The gun she was holding was still smoking slightly from the barrel, and her hand didn’t quite close around it, as if she was reluctant to grasp it, and reluctant to let go.

Is that sentence interesting because of the detail?  Partly, but it’s also interesting because of the gun, obviously just fired (who got shot?), and the emotion hinted at in the reluctance passage. 

The point is that there is a lot to telling a story beyond detail. 

And too much detail can kill a story: 

It was last Tuesday, I remember because it was bowling night, and I was wearing my bowling shoes — the ones with the purple laces so I can find them in a crowd of bowling shoes — when I was driving to the Lanes. 

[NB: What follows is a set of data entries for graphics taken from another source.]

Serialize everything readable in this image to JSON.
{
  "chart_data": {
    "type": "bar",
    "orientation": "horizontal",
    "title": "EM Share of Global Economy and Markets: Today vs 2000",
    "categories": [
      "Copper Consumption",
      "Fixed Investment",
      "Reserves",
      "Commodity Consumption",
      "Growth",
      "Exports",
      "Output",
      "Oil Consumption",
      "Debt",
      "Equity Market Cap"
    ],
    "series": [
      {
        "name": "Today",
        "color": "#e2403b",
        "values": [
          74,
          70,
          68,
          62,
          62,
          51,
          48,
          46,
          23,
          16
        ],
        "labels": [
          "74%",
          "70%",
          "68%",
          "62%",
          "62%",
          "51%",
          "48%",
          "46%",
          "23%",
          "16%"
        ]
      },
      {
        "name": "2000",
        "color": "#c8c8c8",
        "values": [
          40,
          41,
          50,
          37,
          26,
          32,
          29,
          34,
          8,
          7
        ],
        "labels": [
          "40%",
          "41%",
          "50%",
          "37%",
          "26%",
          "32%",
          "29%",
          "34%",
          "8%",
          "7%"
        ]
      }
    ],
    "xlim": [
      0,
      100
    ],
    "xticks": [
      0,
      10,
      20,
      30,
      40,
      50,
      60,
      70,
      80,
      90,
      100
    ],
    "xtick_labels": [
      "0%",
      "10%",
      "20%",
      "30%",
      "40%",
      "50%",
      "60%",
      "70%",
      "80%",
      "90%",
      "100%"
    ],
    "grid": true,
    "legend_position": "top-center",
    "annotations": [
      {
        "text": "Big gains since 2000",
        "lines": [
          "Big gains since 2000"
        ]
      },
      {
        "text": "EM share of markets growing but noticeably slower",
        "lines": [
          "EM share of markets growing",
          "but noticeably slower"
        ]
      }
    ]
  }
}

I guarantee you’re not interested in hearing more of that one.  Am I right?

So the first lesson in storytelling is that detail does matter, but only if it’s important to forwarding the story.  Detail isn’t inherently interesting. 

And the second lesson in storytelling is that the stakes (for the characters) have to be high enough to hold our interest.  E. F. Benson built a whole mock epic around two people who lived in a tiny English town where nothing ever happened — and everything.  The battles royale over who was invited to what party and the decisions to snub so and so — all of this becomes fascinating because it’s so important to the characters involved. 

The third lesson is, when in doubt, add a gun.  That almost always ratchets up the fascination.